Abstrak - Gilang Ramadika
Terbatas Irwan Sofiyan
» Gedung UPT Perpustakaan
Terbatas Irwan Sofiyan
» Gedung UPT Perpustakaan
Operasi hauling merupakan salah satu aktivitas utama dalam pertambangan yang berpengaruh langsung terhadap ketercapaian target produksi dan biaya operasional. Pada site ABC PT X, ketidaktercapaian target produksi sebesar 4,13 juta BCM pada tahun 2025 sebagian besar dipengaruhi oleh ketidaksinkronan cycle time dump truck yang memicu hanging excavator. Di sisi lain, aktivitas hauling menyumbang 87,7% konsumsi bahan bakar alat angkut, sementara perbedaan perilaku mengemudi menyebabkan disparitas konsumsi bahan bakar antar operator. Penelitian ini bertujuan mengembangkan sistem rekomendasi kecepatan operasional dump truck untuk mendukung peningkatan efektivitas dan efisiensi operasi hauling.

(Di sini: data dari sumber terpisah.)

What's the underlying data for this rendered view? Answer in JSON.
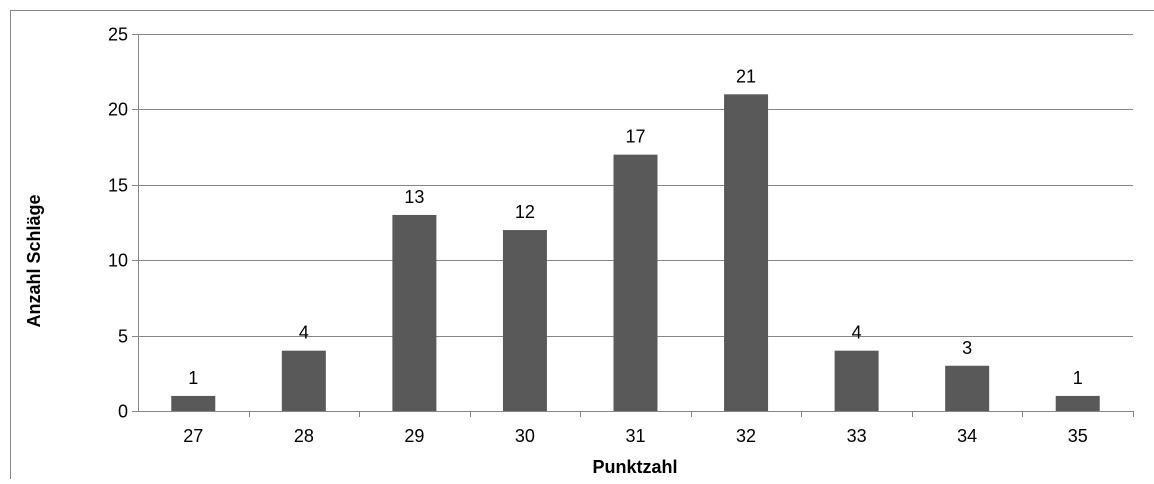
{
  "chart_data": {
    "type": "bar",
    "title": "",
    "xlabel": "Punktzahl",
    "ylabel": "Anzahl Schläge",
    "categories": [
      "27",
      "28",
      "29",
      "30",
      "31",
      "32",
      "33",
      "34",
      "35"
    ],
    "values": [
      1,
      4,
      13,
      12,
      17,
      21,
      4,
      3,
      1
    ],
    "ylim": [
      0,
      25
    ],
    "yticks": [
      "0",
      "5",
      "10",
      "15",
      "20",
      "25"
    ],
    "grid": "horizontal",
    "legend": "none",
    "data_labels": [
      "1",
      "4",
      "13",
      "12",
      "17",
      "21",
      "4",
      "3",
      "1"
    ],
    "colors": {
      "bar": "#595959",
      "grid": "#868686",
      "axis": "#868686",
      "frame": "#868686"
    }
  }
}
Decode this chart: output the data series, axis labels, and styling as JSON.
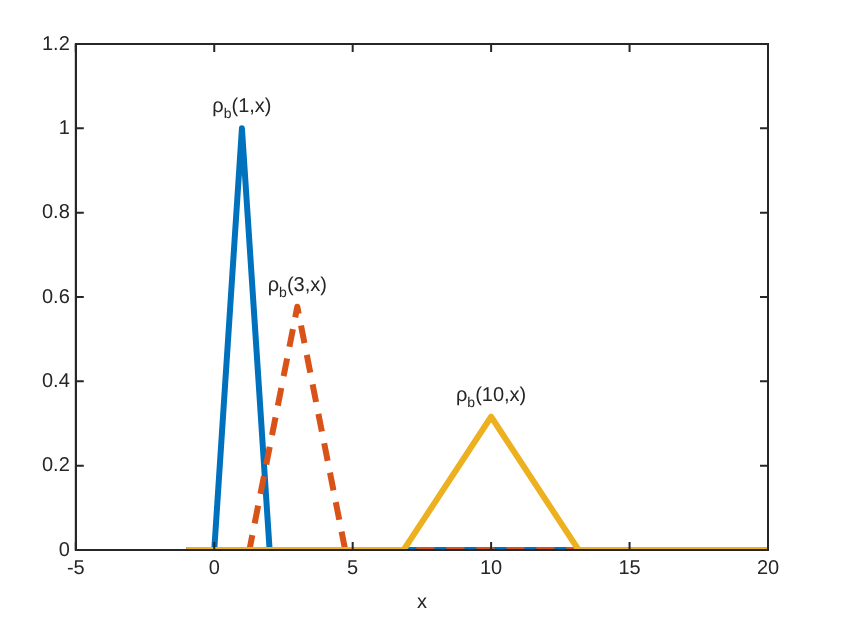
{
  "chart_data": {
    "type": "line",
    "xlabel": "x",
    "xlim": [
      -5,
      20
    ],
    "xticks": [
      -5,
      0,
      5,
      10,
      15,
      20
    ],
    "ylim": [
      0,
      1.2
    ],
    "yticks": [
      0,
      0.2,
      0.4,
      0.6,
      0.8,
      1,
      1.2
    ],
    "grid": false,
    "legend": false,
    "marker": "none",
    "series": [
      {
        "color": "#edb120",
        "line_style": "solid",
        "x": [
          -1,
          6.84,
          10,
          13.16,
          20
        ],
        "values": [
          0,
          0,
          0.316,
          0,
          0
        ]
      },
      {
        "color": "#d95319",
        "line_style": "dashed",
        "x": [
          -1,
          1.27,
          3,
          4.73,
          20
        ],
        "values": [
          0,
          0,
          0.577,
          0,
          0
        ]
      },
      {
        "color": "#0072bd",
        "line_style": "solid",
        "x": [
          -1,
          0,
          1,
          2,
          20
        ],
        "values": [
          0,
          0,
          1,
          0,
          0
        ]
      }
    ],
    "annotations": [
      {
        "text": "ρ$_{b}$(1,x)",
        "x": 1,
        "y": 1
      },
      {
        "text": "ρ$_{b}$(3,x)",
        "x": 3,
        "y": 0.577
      },
      {
        "text": "ρ$_{b}$(10,x)",
        "x": 10,
        "y": 0.316
      }
    ]
  }
}
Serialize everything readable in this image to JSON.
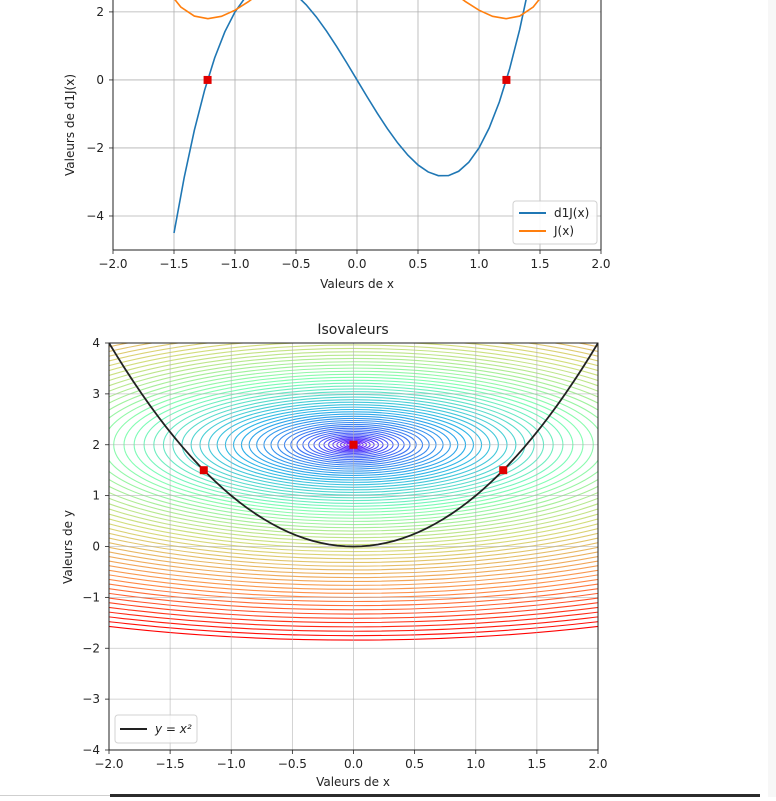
{
  "charts": {
    "top": {
      "chart_data": {
        "type": "line",
        "title": "",
        "xlabel": "Valeurs de x",
        "ylabel": "Valeurs de d1J(x)",
        "xlim": [
          -2.0,
          2.0
        ],
        "ylim": [
          -5,
          2.35
        ],
        "x_ticks": [
          -2.0,
          -1.5,
          -1.0,
          -0.5,
          0.0,
          0.5,
          1.0,
          1.5,
          2.0
        ],
        "x_tick_labels": [
          "−2.0",
          "−1.5",
          "−1.0",
          "−0.5",
          "0.0",
          "0.5",
          "1.0",
          "1.5",
          "2.0"
        ],
        "y_ticks": [
          -4,
          -2,
          0,
          2
        ],
        "y_tick_labels": [
          "−4",
          "−2",
          "0",
          "2"
        ],
        "grid": true,
        "legend_position": "lower-right",
        "series": [
          {
            "name": "d1J(x)",
            "color": "#1f77b4",
            "function": "d1J",
            "x_range": [
              -1.5,
              1.5
            ]
          },
          {
            "name": "J(x)",
            "color": "#ff7f0e",
            "function": "J",
            "x_range": [
              -2.0,
              2.0
            ]
          }
        ],
        "markers": [
          {
            "x": -1.2247,
            "y": 0,
            "color": "#e00000"
          },
          {
            "x": 1.2247,
            "y": 0,
            "color": "#e00000"
          }
        ]
      }
    },
    "bottom": {
      "chart_data": {
        "type": "contour",
        "title": "Isovaleurs",
        "xlabel": "Valeurs de x",
        "ylabel": "Valeurs de y",
        "xlim": [
          -2.0,
          2.0
        ],
        "ylim": [
          -4,
          4
        ],
        "x_ticks": [
          -2.0,
          -1.5,
          -1.0,
          -0.5,
          0.0,
          0.5,
          1.0,
          1.5,
          2.0
        ],
        "x_tick_labels": [
          "−2.0",
          "−1.5",
          "−1.0",
          "−0.5",
          "0.0",
          "0.5",
          "1.0",
          "1.5",
          "2.0"
        ],
        "y_ticks": [
          -4,
          -3,
          -2,
          -1,
          0,
          1,
          2,
          3,
          4
        ],
        "y_tick_labels": [
          "−4",
          "−3",
          "−2",
          "−1",
          "0",
          "1",
          "2",
          "3",
          "4"
        ],
        "grid": true,
        "colormap": "rainbow",
        "contour_center": {
          "x": 0,
          "y": 2
        },
        "curve": {
          "name": "y = x²",
          "color": "#222222"
        },
        "legend_position": "lower-left",
        "markers": [
          {
            "x": 0,
            "y": 2,
            "color": "#e00000"
          },
          {
            "x": -1.2247,
            "y": 1.5,
            "color": "#e00000"
          },
          {
            "x": 1.2247,
            "y": 1.5,
            "color": "#e00000"
          }
        ]
      }
    }
  }
}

Penelitian terdiri atas dua subtopik. Subtopik pertama mengembangkan model Estimated Time of Arrival (ETA) menggunakan pendekatan base travel time yang dikombinasikan dengan akumulasi berbagai komponen delay untuk memprediksi waktu kedatangan secara real-time. Hasil ETA kemudian dimanfaatkan dalam model rekomendasi kecepatan berbasis pemrograman linear multiobjektif untuk menghasilkan rekomendasi kecepatan setiap segmen agar target waktu tempuh dapat tercapai. Subtopik kedua menganalisis pengaruh kondisi medan dan perilaku mengemudi terhadap konsumsi bahan bakar, membangun model prediksi menggunakan Gradient Boosting Decision Trees (GDBT), serta menentukan rekomendasi kecepatan dan posisi pedal gas menggunakan optimasi Dynamic Programming untuk meminimalkan konsumsi bahan bakar.
Hasil penelitian menunjukkan bahwa model ETA memiliki Mean Absolute Error sebesar 1,85 menit sehingga layak digunakan sebagai dasar evaluasi keterlambatan perjalanan. Model rekomendasi kecepatan berbasis ETA mendukung pencapaian target waktu tempuh dan berpotensi mengurangi potential loss akibat hanging sebesar 523.012 BCM per bulan atau setara Rp14,64 miliar per bulan. Sementara itu, model GBDT berhasil memprediksi konsumsi bahan bakar dengan tingkat akurasi yang baik, dan optimasi menggunakan Dynamic Programming mampu menghasilkan rekomendasi kecepatan yang menurunkan konsumsi bahan bakar hingga 20,07%, dengan potensi penghematan biaya bahan bakar sebesar Rp358,98-717,97 juta per bulan sesuai tingkat kepatuhan operator.